I'm back to using mag-mounts almost everywhere; except that office under the grandstands. That's the radio that gets used when we need to talk to somebody verrrr-rrrry far away.

Jimmy
KC7BDP
 
RE: Emergency 2 meter antenna  
by NB6Z on March 30, 2001 Mail this to a friend!
A 1/4 wave whip antenna without the groundplane is not a good 50 ohm match to the radio and therefore not very effecient; but obviously it will radiate and receive.
 
Emergency 2 meter antenna  
by KC0IEE on March 30, 2001 Mail this to a friend!
This is one of my most favorite things about being a ham, adapting to adverse situations. It's very doubtful many public service radio users would have been able to adapt in a similar situation.
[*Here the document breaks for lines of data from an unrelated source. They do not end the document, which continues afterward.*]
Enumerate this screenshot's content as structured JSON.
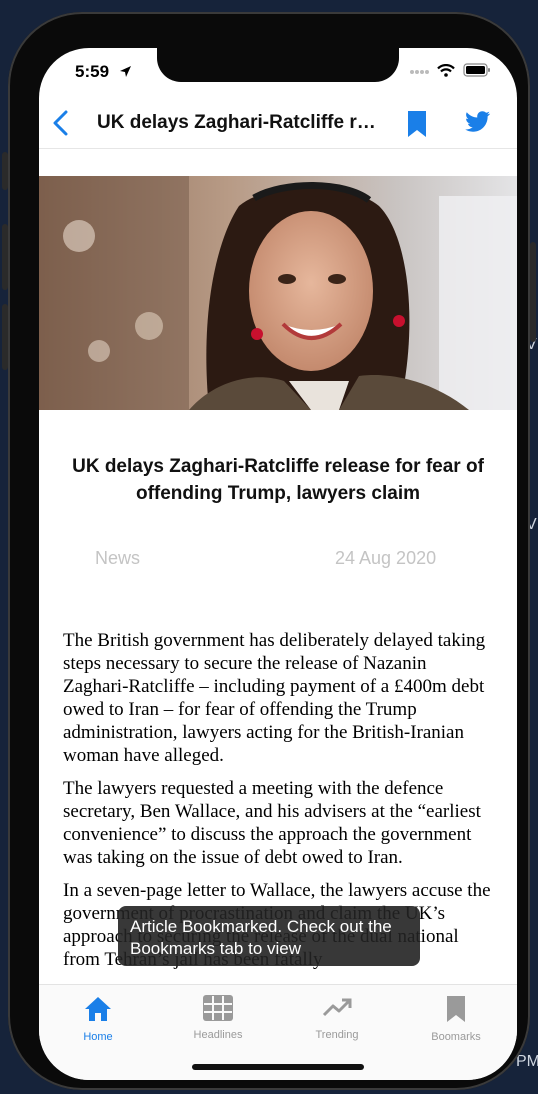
{
  "status_bar": {
    "time": "5:59"
  },
  "navbar": {
    "title": "UK delays Zaghari-Ratcliffe release for fear of offending Trump, lawyers claim"
  },
  "article": {
    "headline": "UK delays Zaghari-Ratcliffe release for fear of offending Trump, lawyers claim",
    "category": "News",
    "date": "24 Aug 2020",
    "paragraphs": [
      "The British government has deliberately delayed taking steps necessary to secure the release of Nazanin Zaghari-Ratcliffe – including payment of a £400m debt owed to Iran – for fear of offending the Trump administration, lawyers acting for the British-Iranian woman have alleged.",
      "The lawyers requested a meeting with the defence secretary, Ben Wallace, and his advisers at the “earliest convenience” to discuss the approach the government was taking on the issue of debt owed to Iran.",
      "In a seven-page letter to Wallace, the lawyers accuse the government of procrastination and claim the UK’s approach to securing the release of the dual national from Tehran’s jail has been fatally"
    ]
  },
  "toast": {
    "message": "Article Bookmarked. Check out the Bookmarks tab to view"
  },
  "tabbar": {
    "tabs": [
      {
        "label": "Home",
        "icon": "home-icon",
        "active": true
      },
      {
        "label": "Headlines",
        "icon": "grid-icon",
        "active": false
      },
      {
        "label": "Trending",
        "icon": "trending-icon",
        "active": false
      },
      {
        "label": "Boomarks",
        "icon": "bookmark-icon",
        "active": false
      }
    ]
  },
  "colors": {
    "accent": "#1a7fe8",
    "inactive": "#9a9a9a",
    "meta": "#c4c4c4"
  },
  "background_text": [
    "V",
    "V",
    "PM"
  ]
}
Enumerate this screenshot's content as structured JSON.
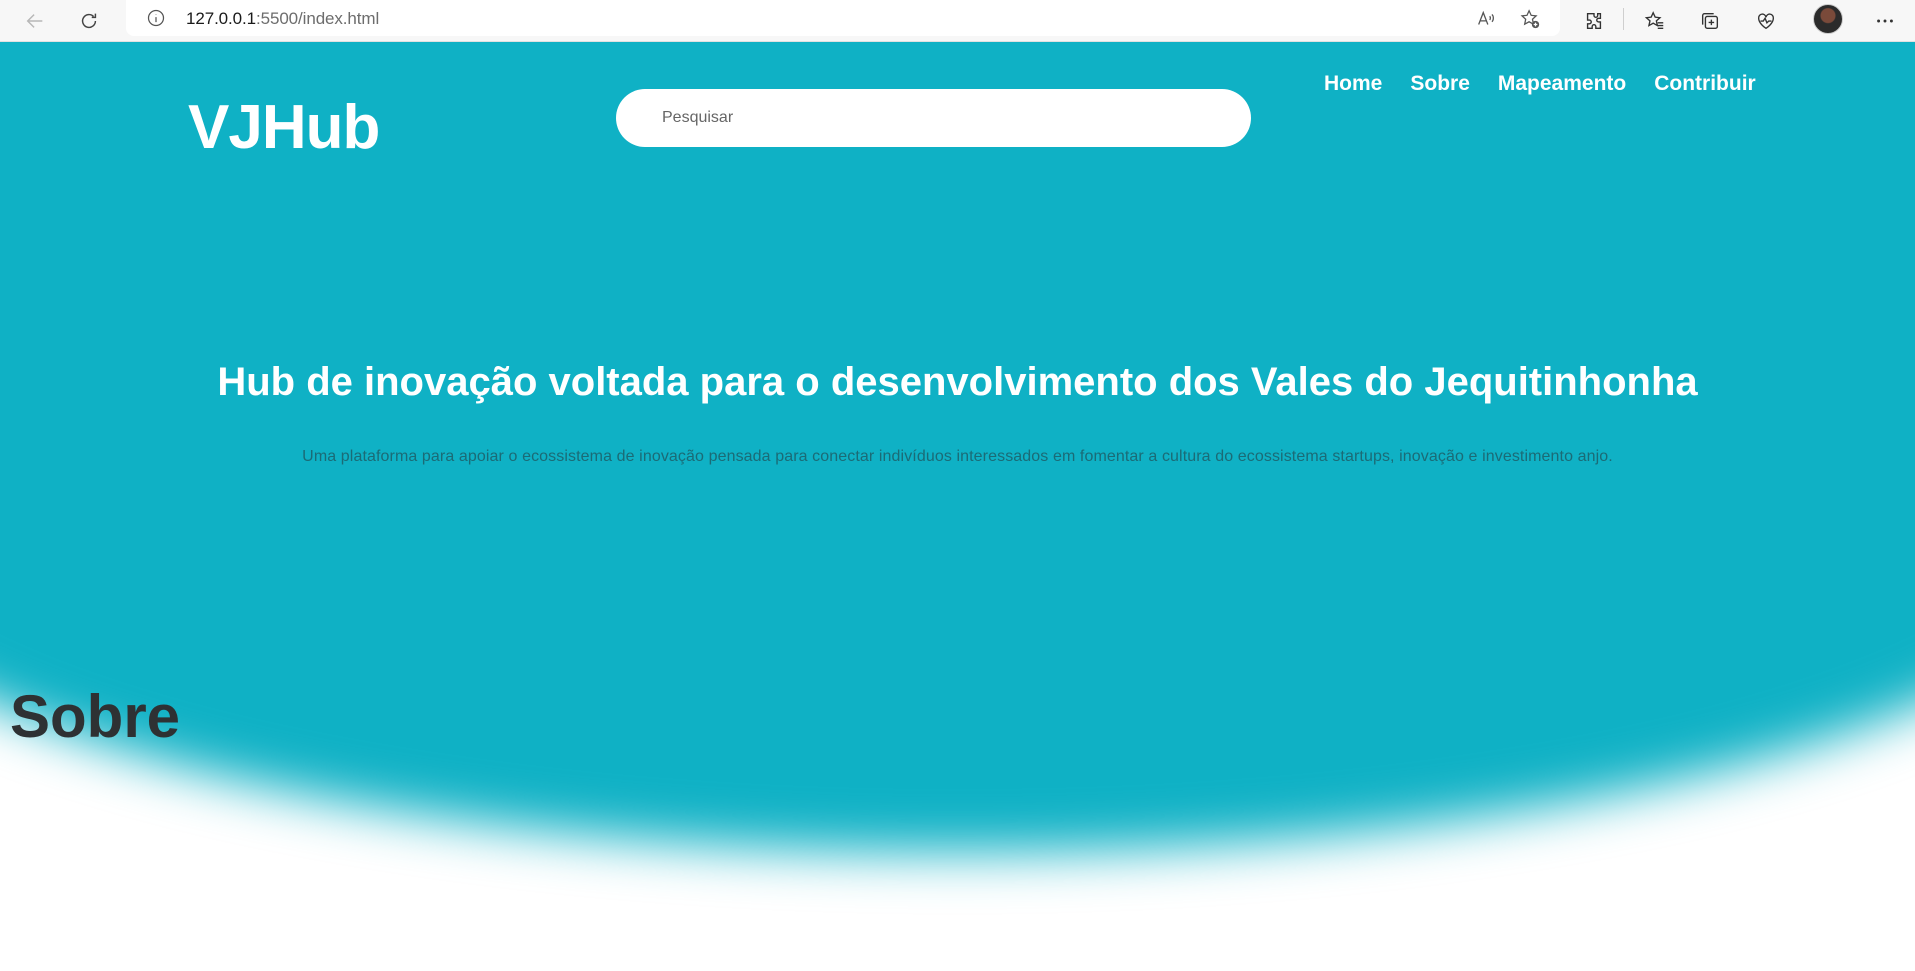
{
  "browser": {
    "url_host": "127.0.0.1",
    "url_rest": ":5500/index.html"
  },
  "site": {
    "logo": "VJHub",
    "search_placeholder": "Pesquisar",
    "nav": [
      "Home",
      "Sobre",
      "Mapeamento",
      "Contribuir"
    ]
  },
  "hero": {
    "title": "Hub de inovação voltada para o desenvolvimento dos Vales do Jequitinhonha",
    "subtitle": "Uma plataforma para apoiar o ecossistema de inovação pensada para conectar indivíduos interessados em fomentar a cultura do ecossistema startups, inovação e investimento anjo."
  },
  "section": {
    "title": "Sobre"
  },
  "colors": {
    "hero_bg": "#0fb1c5",
    "hero_text": "#ffffff",
    "section_title": "#2e3133"
  },
  "icons": [
    "back-arrow-icon",
    "reload-icon",
    "info-icon",
    "read-aloud-icon",
    "add-favorite-icon",
    "extensions-icon",
    "favorites-icon",
    "collections-icon",
    "health-icon",
    "more-icon"
  ]
}
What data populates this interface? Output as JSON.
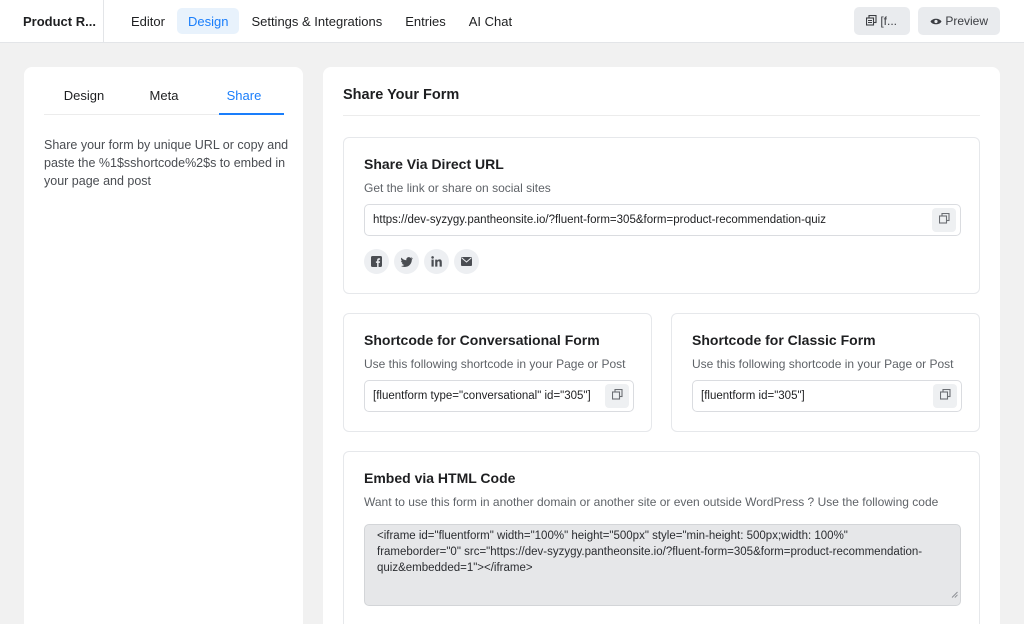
{
  "header": {
    "form_title": "Product R...",
    "nav": [
      {
        "label": "Editor",
        "active": false
      },
      {
        "label": "Design",
        "active": true
      },
      {
        "label": "Settings & Integrations",
        "active": false
      },
      {
        "label": "Entries",
        "active": false
      },
      {
        "label": "AI Chat",
        "active": false
      }
    ],
    "copy_shortcode_label": "[f...",
    "preview_label": "Preview",
    "copy_icon": "copy-icon",
    "preview_icon": "eye-icon"
  },
  "sidebar": {
    "tabs": [
      {
        "label": "Design",
        "active": false
      },
      {
        "label": "Meta",
        "active": false
      },
      {
        "label": "Share",
        "active": true
      }
    ],
    "description": "Share your form by unique URL or copy and paste the %1$sshortcode%2$s to embed in your page and post"
  },
  "main": {
    "title": "Share Your Form",
    "direct_url": {
      "title": "Share Via Direct URL",
      "subtitle": "Get the link or share on social sites",
      "url": "https://dev-syzygy.pantheonsite.io/?fluent-form=305&form=product-recommendation-quiz",
      "social": [
        "facebook-icon",
        "twitter-icon",
        "linkedin-icon",
        "email-icon"
      ]
    },
    "conversational": {
      "title": "Shortcode for Conversational Form",
      "subtitle": "Use this following shortcode in your Page or Post",
      "shortcode": "[fluentform type=\"conversational\" id=\"305\"]"
    },
    "classic": {
      "title": "Shortcode for Classic Form",
      "subtitle": "Use this following shortcode in your Page or Post",
      "shortcode": "[fluentform id=\"305\"]"
    },
    "embed": {
      "title": "Embed via HTML Code",
      "subtitle": "Want to use this form in another domain or another site or even outside WordPress ? Use the following code",
      "code_lines": [
        "<iframe id=\"fluentform\" width=\"100%\" height=\"500px\" style=\"min-height: 500px;width: 100%\"",
        "frameborder=\"0\" src=\"https://dev-syzygy.pantheonsite.io/?fluent-form=305&form=product-recommendation-",
        "quiz&embedded=1\"></iframe>"
      ]
    }
  },
  "colors": {
    "accent": "#1a7efb",
    "background": "#f1f1f1",
    "code_bg": "#e6e7e9"
  }
}
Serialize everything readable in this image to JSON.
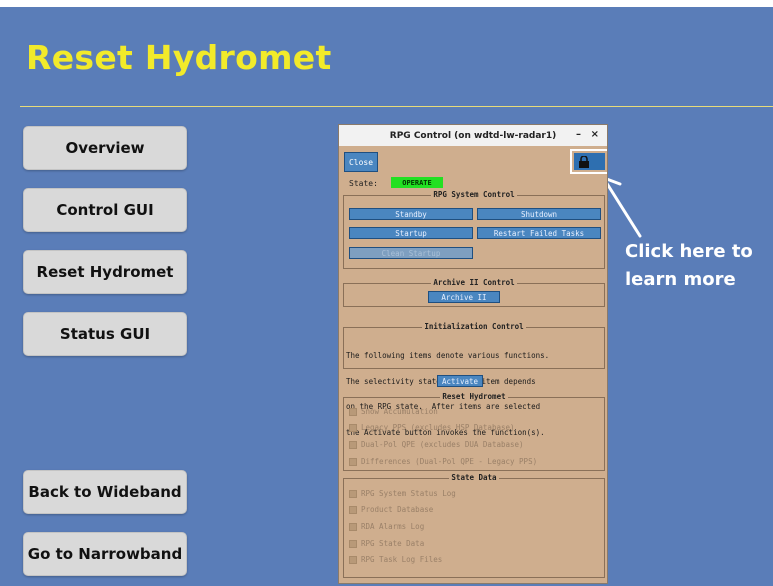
{
  "slide": {
    "title": "Reset Hydromet",
    "callout_line1": "Click here to",
    "callout_line2": "learn more"
  },
  "nav": {
    "overview": "Overview",
    "control_gui": "Control GUI",
    "reset_hydromet": "Reset Hydromet",
    "status_gui": "Status GUI",
    "back_to_wideband": "Back to Wideband",
    "go_to_narrowband": "Go to Narrowband"
  },
  "rpg": {
    "window_title": "RPG Control (on wdtd-lw-radar1)",
    "minimize": "–",
    "close_x": "×",
    "close_button": "Close",
    "lock_icon": "lock-icon",
    "state_label": "State:",
    "state_value": "OPERATE",
    "system_control": {
      "title": "RPG System Control",
      "standby": "Standby",
      "shutdown": "Shutdown",
      "startup": "Startup",
      "restart_failed": "Restart Failed Tasks",
      "clean_startup": "Clean Startup"
    },
    "archive": {
      "title": "Archive II Control",
      "button": "Archive II"
    },
    "init": {
      "title": "Initialization Control",
      "line1": "The following items denote various functions.",
      "line2": "The selectivity state of each item depends",
      "line3": "on the RPG state.  After items are selected",
      "line4": "the Activate button invokes the function(s).",
      "activate": "Activate"
    },
    "reset_hydromet": {
      "title": "Reset Hydromet",
      "items": [
        "Snow Accumulation",
        "Legacy PPS (excludes HSP Database)",
        "Dual-Pol QPE (excludes DUA Database)",
        "Differences (Dual-Pol QPE - Legacy PPS)"
      ]
    },
    "state_data": {
      "title": "State Data",
      "items": [
        "RPG System Status Log",
        "Product Database",
        "RDA Alarms Log",
        "RPG State Data",
        "RPG Task Log Files"
      ]
    }
  },
  "colors": {
    "background": "#5a7db8",
    "title": "#f2ea2a",
    "panel": "#cfae8e",
    "button_blue": "#4a86c0",
    "state_green": "#22e022"
  }
}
I wish more agencies would take advantage of our services. good story.
 
Emergency 2 meter antenna  
by KG6FUT on March 30, 2001 Mail this to a friend!
Good story.
But how many watts pep were you running? Anyway I have a spare ant. in the car for problemes like this but if you didint that would be a good alternative. 73 de KG6FUT
 
Emergency 2 meter antenna  
by N6AJR on March 31, 2001 Mail this to a friend!
I believe it is actually a center fed half wave coaxial verticle if ya checks the design. I pulled the braid over the outside of the coax, which isolates the rf from the transmision line and keeps it from being a verticle half wave dipole. and raises the feed point resistance, or so they say. I was only running about 25 watts on it any how.

I once use an 8' 6" piece of coax stripped back like a dipole to test a Yaesu 101EE I was buying from a CBer.. he was amazed I could make a real antenna, and got a radio check from another ham in Florida from northern California.He said he never got that far on his starduster..lol. With that one I did make it a dipole because it is too hard to reverse over 8 feet of braid... easier to pull the center conductor out the side.

tom
 
RE: Emergency 2 meter antenna  
by N7JAU on April 7, 2001 Mail this to a friend!
What is a radio check?
 
RE: Emergency 2 meter antenna  
by NA6MB on April 9, 2001 Mail this to a friend!
A radio check is the payment for that new radio you just got!

73 de Mike
 
RE: Emergency 2 meter antenna  
by K3UOD on May 18, 2001 Mail this to a friend!
This antenna used to be in the handbook (or maby it was Hints 'n Kinks) at one time. Perfectly good design. You can stick it inside a piece of PVC pipe for a more permanant and weather proof arrangement. Impeadance is really closer to 73 ohms but that doesn't make a lot of difference. Some people are overly fussy abt VSWR. Some people use a length of RG-59 as a matching transformer, which is a good idea if you have the materials and time to fool with it. In an emergercy, any antenna that works is a great antenna.